This is an issue we discuss a lot in Brexitland with regards the British context too. One difficult feature of identity conflicts is that they are battles over values and social norms - and people find it hard to compromise with/engage those they perceive as norm violators. https://twitter.com/RyanLizza/status/1327584367015813120
This is perfectly understandable - values and (for example) anti-racism norms are central to many people's political identities and priorities. But it poses significant electoral probs if a party needs support from voters who do not share such norms in same form in order to win
In Britain, as in the US, "political correctness gone mad" is very much the battle cry on both sides of this argument. Used by identity conservatives to articulate what alienates them. Used dismissively, by identity liberals to denigrate what they regard as an imagined complaint
"Political correctness is thinking you're better than someone else - it is *correcting* someone - people feel looked down upon".

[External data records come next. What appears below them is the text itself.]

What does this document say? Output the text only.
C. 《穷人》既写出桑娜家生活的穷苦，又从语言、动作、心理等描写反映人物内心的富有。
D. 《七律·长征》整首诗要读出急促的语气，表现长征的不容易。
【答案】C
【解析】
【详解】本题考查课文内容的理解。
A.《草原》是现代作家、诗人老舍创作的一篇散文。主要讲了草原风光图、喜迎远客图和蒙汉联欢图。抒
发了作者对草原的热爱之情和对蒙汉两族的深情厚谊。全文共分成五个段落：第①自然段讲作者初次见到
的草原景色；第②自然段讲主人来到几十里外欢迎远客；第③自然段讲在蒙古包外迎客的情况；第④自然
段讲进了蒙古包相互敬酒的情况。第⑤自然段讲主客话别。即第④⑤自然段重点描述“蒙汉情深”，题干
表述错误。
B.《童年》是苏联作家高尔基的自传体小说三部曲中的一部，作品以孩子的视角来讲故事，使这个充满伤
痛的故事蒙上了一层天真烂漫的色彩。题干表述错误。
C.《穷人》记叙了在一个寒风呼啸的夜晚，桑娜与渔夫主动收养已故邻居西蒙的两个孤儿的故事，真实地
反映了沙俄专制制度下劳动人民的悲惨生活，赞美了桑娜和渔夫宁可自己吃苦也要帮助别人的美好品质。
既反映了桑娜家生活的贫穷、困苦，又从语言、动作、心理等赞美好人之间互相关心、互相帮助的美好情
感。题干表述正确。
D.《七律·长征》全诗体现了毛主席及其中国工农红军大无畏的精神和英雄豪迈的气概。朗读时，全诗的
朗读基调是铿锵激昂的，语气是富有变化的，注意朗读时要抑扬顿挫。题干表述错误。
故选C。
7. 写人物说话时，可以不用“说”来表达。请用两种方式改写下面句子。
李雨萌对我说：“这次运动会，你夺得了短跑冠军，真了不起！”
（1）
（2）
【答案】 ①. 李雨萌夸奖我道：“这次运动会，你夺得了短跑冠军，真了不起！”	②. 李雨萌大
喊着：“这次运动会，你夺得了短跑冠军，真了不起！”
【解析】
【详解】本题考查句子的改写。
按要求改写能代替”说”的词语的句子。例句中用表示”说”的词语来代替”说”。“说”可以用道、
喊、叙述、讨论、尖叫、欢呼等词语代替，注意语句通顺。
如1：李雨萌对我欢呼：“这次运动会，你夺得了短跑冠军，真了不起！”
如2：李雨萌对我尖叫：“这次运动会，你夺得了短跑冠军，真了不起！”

I think that flags up one of the issues here - a status inequality dynamic keenly felt by identity conservatives yet often invisible to ID liberals
Isn't this always the case with status hierarchies? Those who are high status perceive their values and worldviews as "normal", and see condemning deviance from these as just, while those who are low status perceive themselves as looked down upon and marginalised?
Worth underlining that such status dynamics can generate important political frictions *even if there are powerful arguments in favour of the positions held by high status people*. Something can be both a just political goal and a badge of status/group identity at the same time.